Dicen que saber envejecer es la obra maestra de la vida. Yo me he empeñado en hacerme amiga de los años, que el tiempo haga lo suyo y ser feliz en cada etapa. 

A mis 38, me siento plena. Sin quejas y mejor que en mis 20. No me cambiaría ni un segundo. 

Ahora retocan mi tinte con mayor frecuencia y zafarse de 5 libras de más, ya no es tan fácil como antes. Pero fuera de eso, siento que los años me han tratado bien. 

Había estado en paz todo el tiempo y quizás por ello, nunca he intentado esconder mi edad. De hecho, siento que quitarse los años es casi un insulto a la experiencia y la vida.

No fue sino hasta hace unos meses que me llegó de golpe una realidad que va de la mano con los años: astigmatismo miópico. Un nombre muy grande para contarles que ya no veo tan bien como antes. 

Una mañana llego al consultorio de Arnulfo Reyes, el oftalmólogo de la familia, por un chequeo de rutina. Entré con la intención de salir de ahí en poco tiempo y con muchísima convicción le dije “tú me vas a examinar, pero yo veo muy bien”.

Bastó sentarme en el banquillo y empezar a leer las letras en la pared. Todo marchó bien hasta que llegué a la segunda línea y donde había un tres, yo vi un ocho, una b y hasta una f. Todo menos el tres. Así que seguir leyendo era inútil. 

Pensé que tenía que haber un problema con las letras o que a lo mejor yo estaba muy lejos. Negada, renuente a aceptar lo que en efecto es la realidad, ya no veo tan bien. Mis dudas llegaron hasta el momento en que Arnulfo me puso cristales en los ojos y como por arte de magia, ya podía ver, no sólo el fatídico tres, lo veía todo. Y veía bien. 
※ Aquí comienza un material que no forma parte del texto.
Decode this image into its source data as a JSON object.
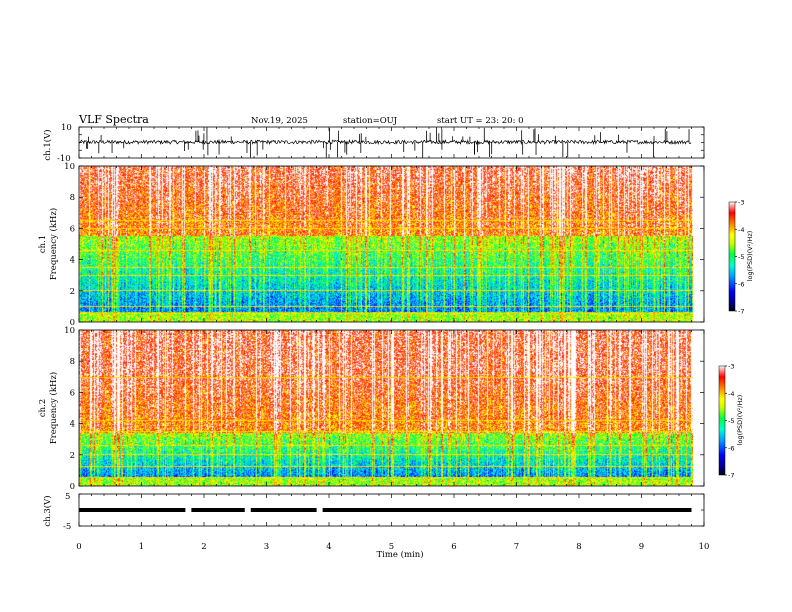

Una mezcla de sentimientos me invadieron en ese momento. Feliz porque veía bien pero extraña también porque jamás me imaginé con lentes. 

Ahora todo cobró sentido para mi. Resulta que había pasado meses largos pensando que mi televisor tenía problemas y culpando a la compañía telefónica porque la imagen del aparato se veía borrosa o la velocidad del internet era floja y que va, la del problema era yo. 

La computadora estaba en perfectas condiciones. La que no estaba bien era yo. 

Sobra decirles que el alboroto que hice en ese consultorio cuando por primera vez vi nítido, llegó hasta el pasillo y muy probable me escucharon los otros pacientes. La risa de Arnulfo es otra historia. 

Ahora uso lentes y el mundo es como nuevo para mi. Hermoso, nítido, claro, sin distorsiones y perfecto. Como con ojos en alta definición. Que bello es el mundo sin sombras y sin imágenes movidas. 

Los lentes han sido una gran lección que me ha enseñado que el tiempo nos cambia y que es una suerte ser protagonista de esos cambios. Porque son claramente un reflejo de que estamos vivos. 

“…Y prepárate que después de los 40 las cosas van cambiando” fue la frase del doctor cuando me despedía, sin saber que estaré aquí esperando que lleguen los 40 y todos los años que la vida me permita el privilegio de seguir viviéndola.